In a recent report, “14 Patterns of Biophilic Design,” Terrapin Bright Green, a design consultant firm, wrote that the concept is “not a new phenomenon; rather, as a field of applied science, it is the codification of history, human intuition and neural sciences showing that connections with nature are vital to maintaining a healthful and vibrant existence as an urban species.”
Biophilic design is a natural fit in green building, where a healthier, more efficient home is the goal, but it really shines in outdoor living. Designers and contractors who want to create spaces that go beyond gathering and give homeowners a place to connect with their surroundings can study this concept for inspiration.
[Related: Outdoor living on shrinking lots]
Biophilic design is a big name for something most Coloradans can already tell you—it feels good to get outside. However, the “codification,” to use Terrapin’s word, of what feels natural helps builders and designers be deliberate about the choices they’re making with their clients.
Wendy Yates, founder of Abigail-Elise Design Studio in Frisco, says that some of her clients need guidance when starting a design.
“We always talk about ‘wellness’ as about not just sustainability. I know it’s a really big buzzword now,” Yates said, but her company focuses on “a lifestyle design for living well.”
For some clients, “living well” is synonymous with “luxury,” but Yates tries to guide clients away from accumulating things.
Many people are trying to be more “thoughtful about what they’re putting in the space that they exist in,” she explained, so “we try not to misuse or overuse things that we don’t need, or just set something in a spot because it’s an empty space.”
Cuningham Group’s Mock says her team has used the WELL standard to direct conversations about design that focus on health or well-being as an outcome.
“We have really used WELL as a reference point to have conversations with our clients and with our building users about thinking about spaces for themselves and their occupants with health and wellness top of mind,” Mock said.
Even if WELL certification isn’t a project goal, “it does provide a great touch point for having conversations with building users with health and wellness in mind,” she added.
Design for light and sight
Light is important to our well-being. Seasonal affective disorder is a mood disorder that affects people in the fall and winter, especially in parts of the world where days are dramatically shortened during that time of year.
In Colorado, cold temperatures and work schedules may prevent homeowners from using their outdoor areas during the day. Design elements that give them more control can help, like fire pits and fireplaces, or light bulbs that mimic natural daylight. Mirrors and reflective colors can also help brighten dark areas.

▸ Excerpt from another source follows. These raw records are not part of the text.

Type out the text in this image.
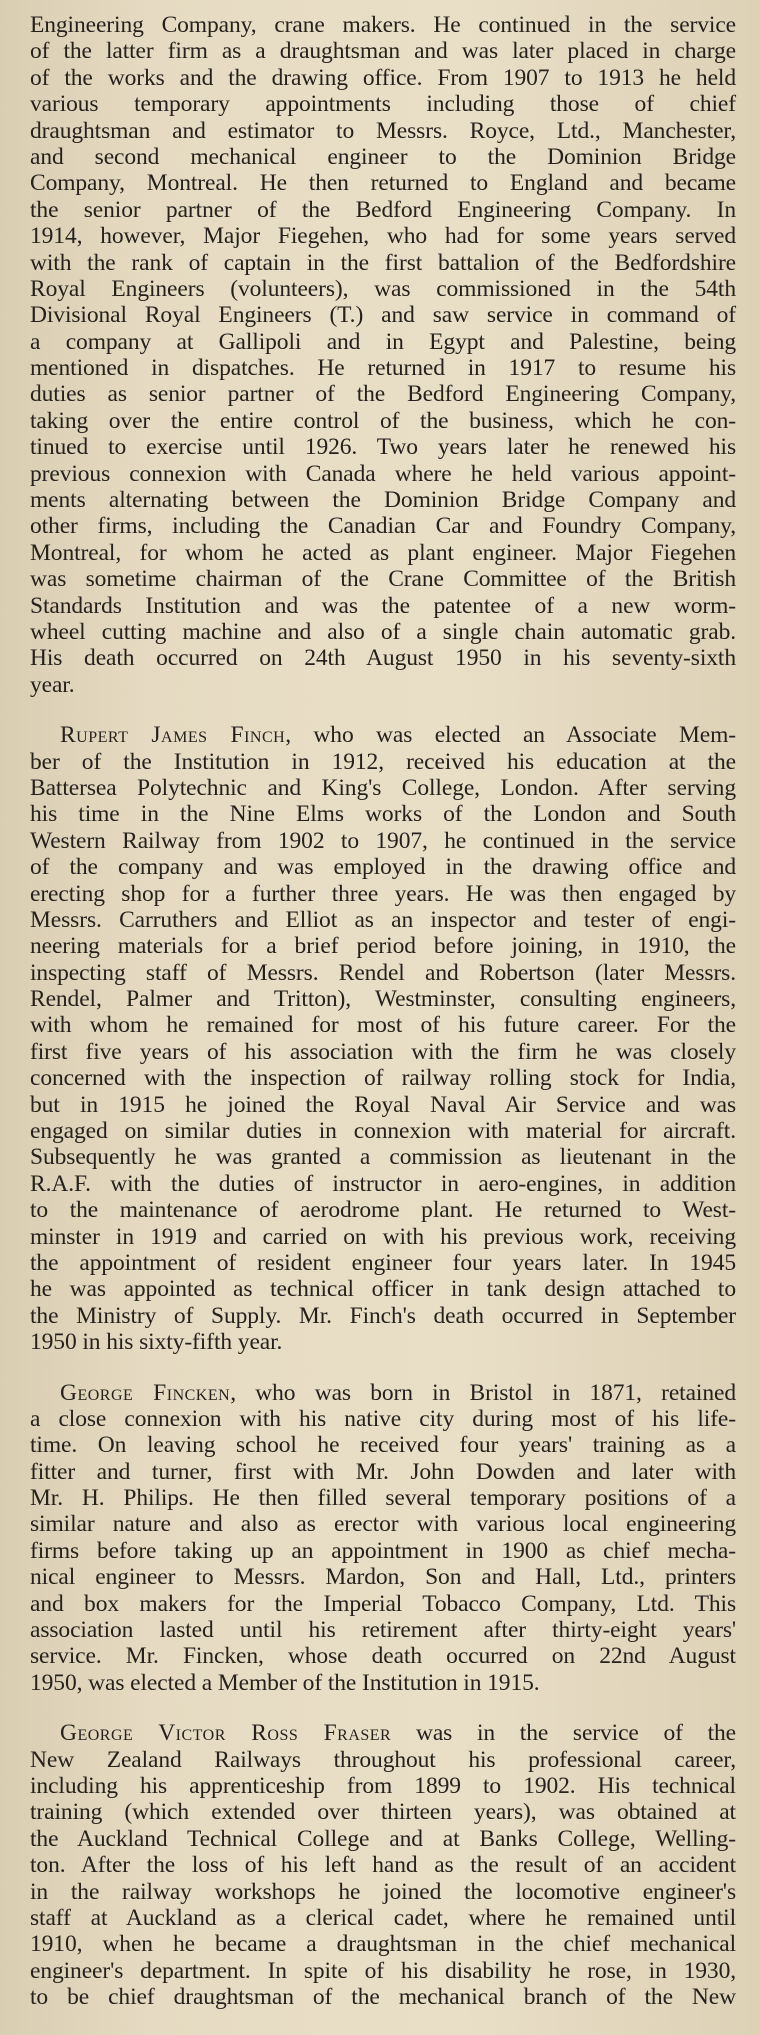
Engineering Company, crane makers. He continued in the service
of the latter firm as a draughtsman and was later placed in charge
of the works and the drawing office. From 1907 to 1913 he held
various temporary appointments including those of chief
draughtsman and estimator to Messrs. Royce, Ltd., Manchester,
and second mechanical engineer to the Dominion Bridge
Company, Montreal. He then returned to England and became
the senior partner of the Bedford Engineering Company. In
1914, however, Major Fiegehen, who had for some years served
with the rank of captain in the first battalion of the Bedfordshire
Royal Engineers (volunteers), was commissioned in the 54th
Divisional Royal Engineers (T.) and saw service in command of
a company at Gallipoli and in Egypt and Palestine, being
mentioned in dispatches. He returned in 1917 to resume his
duties as senior partner of the Bedford Engineering Company,
taking over the entire control of the business, which he con-
tinued to exercise until 1926. Two years later he renewed his
previous connexion with Canada where he held various appoint-
ments alternating between the Dominion Bridge Company and
other firms, including the Canadian Car and Foundry Company,
Montreal, for whom he acted as plant engineer. Major Fiegehen
was sometime chairman of the Crane Committee of the British
Standards Institution and was the patentee of a new worm-
wheel cutting machine and also of a single chain automatic grab.
His death occurred on 24th August 1950 in his seventy-sixth
year.
Rupert James Finch, who was elected an Associate Mem-
ber of the Institution in 1912, received his education at the
Battersea Polytechnic and King's College, London. After serving
his time in the Nine Elms works of the London and South
Western Railway from 1902 to 1907, he continued in the service
of the company and was employed in the drawing office and
erecting shop for a further three years. He was then engaged by
Messrs. Carruthers and Elliot as an inspector and tester of engi-
neering materials for a brief period before joining, in 1910, the
inspecting staff of Messrs. Rendel and Robertson (later Messrs.
Rendel, Palmer and Tritton), Westminster, consulting engineers,
with whom he remained for most of his future career. For the
first five years of his association with the firm he was closely
concerned with the inspection of railway rolling stock for India,
but in 1915 he joined the Royal Naval Air Service and was
engaged on similar duties in connexion with material for aircraft.
Subsequently he was granted a commission as lieutenant in the
R.A.F. with the duties of instructor in aero-engines, in addition
to the maintenance of aerodrome plant. He returned to West-
minster in 1919 and carried on with his previous work, receiving
the appointment of resident engineer four years later. In 1945
he was appointed as technical officer in tank design attached to
the Ministry of Supply. Mr. Finch's death occurred in September
1950 in his sixty-fifth year.
George Fincken, who was born in Bristol in 1871, retained
a close connexion with his native city during most of his life-
time. On leaving school he received four years' training as a
fitter and turner, first with Mr. John Dowden and later with
Mr. H. Philips. He then filled several temporary positions of a
similar nature and also as erector with various local engineering
firms before taking up an appointment in 1900 as chief mecha-
nical engineer to Messrs. Mardon, Son and Hall, Ltd., printers
and box makers for the Imperial Tobacco Company, Ltd. This
association lasted until his retirement after thirty-eight years'
service. Mr. Fincken, whose death occurred on 22nd August
1950, was elected a Member of the Institution in 1915.
George Victor Ross Fraser was in the service of the
New Zealand Railways throughout his professional career,
including his apprenticeship from 1899 to 1902. His technical
training (which extended over thirteen years), was obtained at
the Auckland Technical College and at Banks College, Welling-
ton. After the loss of his left hand as the result of an accident
in the railway workshops he joined the locomotive engineer's
staff at Auckland as a clerical cadet, where he remained until
1910, when he became a draughtsman in the chief mechanical
engineer's department. In spite of his disability he rose, in 1930,
to be chief draughtsman of the mechanical branch of the New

Mock noted that years ago, some builders or designers might have thought a skylight was enough to bring more natural light into a home, but she said that over the last 20 years, as architects have learned more about wellness and mental health, it’s clear that light is only one part of what people need.
[Related: Colorado homeowners prefer a light touch]
“Not just access to daylight, but views; and more importantly, meaningful views from the inside of a building to an outdoor space,” she said. Large windows and doors that open a view to the entire outdoor area help homeowners enjoy it even if they’re sitting or working in other parts of the home.
Not every home can have a mountain view, but being thoughtful about how a home is situated on a lot doesn’t cost anything extra, Mock added. “You wouldn’t want to have your house with your closet having the best view,” she said.